As rumors spread throughout the Rap community concerning action taking place in the Aftermath Music camp, Snopp Dogg's 2009 album, Malice in Wonderland (to be released in September) contributes to the anticipation over Dr. Dre's prospective album, Detox. Dre, the label's founder and CEO, has been talking about his coming album since some time in 2000, periodically making guest appearances on the albums of essentially every artist he has produced over the last decade (Snoop, Fifty, Eminem, and rumors of Xzibit to name a few). Thus his guest appearance on Snoop Dogg's newest album is no doubt yet another means of heralding the coming of Dre's Detox. Although many in the Rap community have been grumbling over the lengthy postponement of Dre's new album (most are bitterly complaining about how Dre "fell off," in the words of his last hit, "Forgot about Dre"), the rapper/producer's momentous role in Eminem's Relapse makes clear that Dre is very much still Dre (no pun intended) both as a rapper and a producer.
But all talk about Dr. Dre aside, the details on Snoop Dogg's Malice in Wonderland, though scarce at best, promise that the album will live up to expectations. Following the success of his last album, Ego Trippin' (which debuted at number three on the Billboard 200), Snoop's 2009 album will feature guest appearances by Pharrell and the Neptune crew in addition to Dr. Dre. Snoop, who claims that the record takes influences from composer Lalo Schifrin, says Schifrin's darker, more sinister compositions will have a significant coloring on Malice in Wonderland. This sort of mood setting will certainly influence Snoop's own rapping style which (apart from his well known associations with Dr. Dre),is defined by a style which is simultaneously funky and smooth; his ability to construct rhythms around funky, hip hop based grooves settles his music in a comfy space somewhere between hard rap and funk. No doubt Snoop has created for his music a kind of rap which the genre has not often seen, and thus his experimentation wich Lalo Schifrin's music will definitely create a similar sort of musicality. Perhaps one of the greatest rappers of our time, Snoop's ability to evoke head nodding in his listeners is rarely matched.

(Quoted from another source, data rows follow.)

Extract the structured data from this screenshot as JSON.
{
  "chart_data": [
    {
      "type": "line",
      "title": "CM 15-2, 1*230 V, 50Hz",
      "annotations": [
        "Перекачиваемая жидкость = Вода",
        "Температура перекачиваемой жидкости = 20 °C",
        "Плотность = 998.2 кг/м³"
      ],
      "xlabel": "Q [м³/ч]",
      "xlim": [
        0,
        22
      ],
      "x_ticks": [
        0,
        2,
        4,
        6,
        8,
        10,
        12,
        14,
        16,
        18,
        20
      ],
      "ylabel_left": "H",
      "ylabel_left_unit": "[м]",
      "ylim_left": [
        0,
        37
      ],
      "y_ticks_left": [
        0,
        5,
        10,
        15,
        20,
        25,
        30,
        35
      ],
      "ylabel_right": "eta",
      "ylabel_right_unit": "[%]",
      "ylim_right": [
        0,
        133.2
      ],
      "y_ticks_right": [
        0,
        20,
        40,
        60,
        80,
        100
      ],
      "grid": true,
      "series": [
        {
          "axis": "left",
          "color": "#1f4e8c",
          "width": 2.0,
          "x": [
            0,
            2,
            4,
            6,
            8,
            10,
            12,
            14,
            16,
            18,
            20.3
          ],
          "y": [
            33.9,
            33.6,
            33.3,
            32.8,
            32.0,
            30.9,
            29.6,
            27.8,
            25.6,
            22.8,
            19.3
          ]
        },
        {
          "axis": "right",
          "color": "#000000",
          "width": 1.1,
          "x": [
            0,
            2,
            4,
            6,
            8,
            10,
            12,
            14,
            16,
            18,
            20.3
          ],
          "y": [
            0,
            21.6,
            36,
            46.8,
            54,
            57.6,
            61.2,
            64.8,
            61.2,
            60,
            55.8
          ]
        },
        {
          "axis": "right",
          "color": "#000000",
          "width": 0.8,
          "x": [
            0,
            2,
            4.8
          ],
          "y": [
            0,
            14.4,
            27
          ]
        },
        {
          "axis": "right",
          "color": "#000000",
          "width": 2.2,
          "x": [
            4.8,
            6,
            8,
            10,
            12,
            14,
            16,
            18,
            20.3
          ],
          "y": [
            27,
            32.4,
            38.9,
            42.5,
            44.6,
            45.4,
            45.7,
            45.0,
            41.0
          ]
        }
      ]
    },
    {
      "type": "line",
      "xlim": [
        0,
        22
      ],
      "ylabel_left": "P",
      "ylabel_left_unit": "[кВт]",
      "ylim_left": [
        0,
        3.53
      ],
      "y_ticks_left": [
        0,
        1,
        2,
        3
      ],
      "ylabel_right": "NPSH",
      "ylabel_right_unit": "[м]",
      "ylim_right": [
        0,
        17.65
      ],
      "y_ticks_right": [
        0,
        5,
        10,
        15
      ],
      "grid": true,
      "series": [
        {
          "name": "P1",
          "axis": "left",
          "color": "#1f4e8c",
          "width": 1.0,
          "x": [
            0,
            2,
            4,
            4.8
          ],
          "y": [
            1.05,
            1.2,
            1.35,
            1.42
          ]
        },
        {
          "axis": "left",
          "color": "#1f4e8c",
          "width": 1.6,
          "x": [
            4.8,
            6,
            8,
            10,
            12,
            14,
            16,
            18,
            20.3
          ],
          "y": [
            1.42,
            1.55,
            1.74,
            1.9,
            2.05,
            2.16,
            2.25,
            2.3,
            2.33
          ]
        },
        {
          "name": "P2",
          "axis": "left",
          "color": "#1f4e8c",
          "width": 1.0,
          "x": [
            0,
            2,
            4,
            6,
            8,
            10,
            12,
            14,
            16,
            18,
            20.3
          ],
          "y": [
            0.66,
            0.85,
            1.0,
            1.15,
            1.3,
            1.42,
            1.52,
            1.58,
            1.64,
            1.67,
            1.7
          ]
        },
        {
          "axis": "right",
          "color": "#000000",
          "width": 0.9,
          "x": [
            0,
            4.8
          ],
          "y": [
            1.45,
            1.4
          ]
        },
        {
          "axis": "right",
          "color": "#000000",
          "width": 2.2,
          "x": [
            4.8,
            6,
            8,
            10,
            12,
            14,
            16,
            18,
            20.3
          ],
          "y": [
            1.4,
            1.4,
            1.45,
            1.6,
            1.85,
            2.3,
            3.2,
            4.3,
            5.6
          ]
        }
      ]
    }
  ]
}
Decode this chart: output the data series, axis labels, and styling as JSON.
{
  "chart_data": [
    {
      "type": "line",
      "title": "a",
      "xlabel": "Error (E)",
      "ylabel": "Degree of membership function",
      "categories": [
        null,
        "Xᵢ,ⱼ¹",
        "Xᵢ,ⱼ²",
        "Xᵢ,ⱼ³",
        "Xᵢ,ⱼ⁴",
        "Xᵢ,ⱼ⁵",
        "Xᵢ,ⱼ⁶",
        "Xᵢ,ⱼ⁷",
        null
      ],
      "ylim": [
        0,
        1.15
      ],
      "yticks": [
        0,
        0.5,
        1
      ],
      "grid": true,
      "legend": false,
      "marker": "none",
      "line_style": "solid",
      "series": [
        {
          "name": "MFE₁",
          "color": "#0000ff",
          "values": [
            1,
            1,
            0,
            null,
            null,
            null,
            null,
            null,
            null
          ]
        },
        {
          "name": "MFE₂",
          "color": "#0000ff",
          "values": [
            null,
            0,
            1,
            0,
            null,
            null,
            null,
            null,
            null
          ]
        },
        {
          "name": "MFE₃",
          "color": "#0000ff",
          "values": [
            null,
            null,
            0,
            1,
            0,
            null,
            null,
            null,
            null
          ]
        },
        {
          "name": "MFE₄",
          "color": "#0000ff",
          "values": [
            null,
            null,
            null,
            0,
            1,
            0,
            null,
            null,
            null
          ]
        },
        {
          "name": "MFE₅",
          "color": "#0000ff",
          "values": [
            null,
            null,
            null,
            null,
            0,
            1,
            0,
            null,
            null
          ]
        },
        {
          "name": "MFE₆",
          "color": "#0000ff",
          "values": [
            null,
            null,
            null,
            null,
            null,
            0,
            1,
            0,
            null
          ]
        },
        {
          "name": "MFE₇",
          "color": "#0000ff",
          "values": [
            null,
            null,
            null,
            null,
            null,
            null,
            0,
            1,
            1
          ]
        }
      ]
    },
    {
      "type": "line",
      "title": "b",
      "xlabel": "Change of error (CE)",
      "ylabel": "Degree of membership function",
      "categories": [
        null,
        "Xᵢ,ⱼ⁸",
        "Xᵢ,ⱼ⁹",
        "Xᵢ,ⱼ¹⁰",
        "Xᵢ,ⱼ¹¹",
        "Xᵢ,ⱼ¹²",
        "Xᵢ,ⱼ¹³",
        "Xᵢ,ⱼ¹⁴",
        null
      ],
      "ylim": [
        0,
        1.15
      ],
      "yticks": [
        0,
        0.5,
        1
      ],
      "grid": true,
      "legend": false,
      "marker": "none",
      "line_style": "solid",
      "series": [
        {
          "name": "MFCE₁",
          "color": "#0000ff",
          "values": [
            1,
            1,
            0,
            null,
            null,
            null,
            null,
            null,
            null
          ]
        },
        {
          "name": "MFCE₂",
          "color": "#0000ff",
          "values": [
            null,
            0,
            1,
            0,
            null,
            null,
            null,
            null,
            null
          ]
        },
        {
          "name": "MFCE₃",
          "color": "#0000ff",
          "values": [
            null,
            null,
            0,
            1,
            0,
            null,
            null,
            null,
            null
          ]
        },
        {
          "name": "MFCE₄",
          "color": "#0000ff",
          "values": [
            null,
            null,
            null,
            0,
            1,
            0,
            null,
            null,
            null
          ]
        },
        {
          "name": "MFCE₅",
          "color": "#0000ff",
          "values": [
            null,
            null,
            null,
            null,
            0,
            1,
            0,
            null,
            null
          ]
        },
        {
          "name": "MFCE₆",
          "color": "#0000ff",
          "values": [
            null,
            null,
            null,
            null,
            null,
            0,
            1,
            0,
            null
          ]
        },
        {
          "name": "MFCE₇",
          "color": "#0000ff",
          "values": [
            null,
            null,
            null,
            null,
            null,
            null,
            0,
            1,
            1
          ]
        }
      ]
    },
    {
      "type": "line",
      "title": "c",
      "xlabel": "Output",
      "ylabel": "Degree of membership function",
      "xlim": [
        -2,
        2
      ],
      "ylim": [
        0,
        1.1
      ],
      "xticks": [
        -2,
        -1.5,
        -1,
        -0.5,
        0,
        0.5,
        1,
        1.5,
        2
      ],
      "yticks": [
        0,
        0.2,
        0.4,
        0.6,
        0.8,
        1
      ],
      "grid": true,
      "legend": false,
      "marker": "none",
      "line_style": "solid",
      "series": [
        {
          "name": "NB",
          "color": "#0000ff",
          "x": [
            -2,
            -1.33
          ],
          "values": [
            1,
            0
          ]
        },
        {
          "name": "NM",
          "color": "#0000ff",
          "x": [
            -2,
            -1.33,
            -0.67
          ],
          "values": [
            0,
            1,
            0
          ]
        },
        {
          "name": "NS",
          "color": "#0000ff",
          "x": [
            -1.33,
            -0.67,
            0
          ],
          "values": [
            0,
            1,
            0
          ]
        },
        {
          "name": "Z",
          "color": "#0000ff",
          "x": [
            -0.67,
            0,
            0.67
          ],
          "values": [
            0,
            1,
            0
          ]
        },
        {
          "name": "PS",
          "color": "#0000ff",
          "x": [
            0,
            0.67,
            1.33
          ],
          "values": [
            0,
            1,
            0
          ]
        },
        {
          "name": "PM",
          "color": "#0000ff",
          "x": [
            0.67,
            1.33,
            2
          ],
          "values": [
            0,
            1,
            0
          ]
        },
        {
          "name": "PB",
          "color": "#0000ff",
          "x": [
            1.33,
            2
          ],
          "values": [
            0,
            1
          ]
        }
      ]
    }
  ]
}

Malice in Wonderland, thus, promises to find a place in the rapper's repertoire which will match if not surpass the multiple hits which have come to define Snoop Dogg's music ("Gin and Juice" and "Beautiful" come to mind as some of the greatest Rap grooves which the genre has ever seen). Not only that, but after the great commercial success of the number one single on Snoop's last record, "Sexual Eruption," the rapper made comments on how his great success as a rapper has freed his stylistic choices, and allowed him to pursue musical ideas which are uninfluenced by audience reception (this, of course, is largely contradicted by the censorship which he allowed the hit single to undergo). Regardless, however, I wouldn't be surprised to see a great deal of new influences appearing in Snoop's Malice in Wonderland that he has not ever experimented with before (perhaps in the way he claimed Lalo Schifrin's sinister compositions influenced the album). The result of this musical experimentation, of course, waits to be defined, but it will no doubt be interesting to see how this sort of "dark, sinister" emotion will influence Snoop's funky, hip hop based grooves as we wait for what I hope will finally be Dre's release of Detox.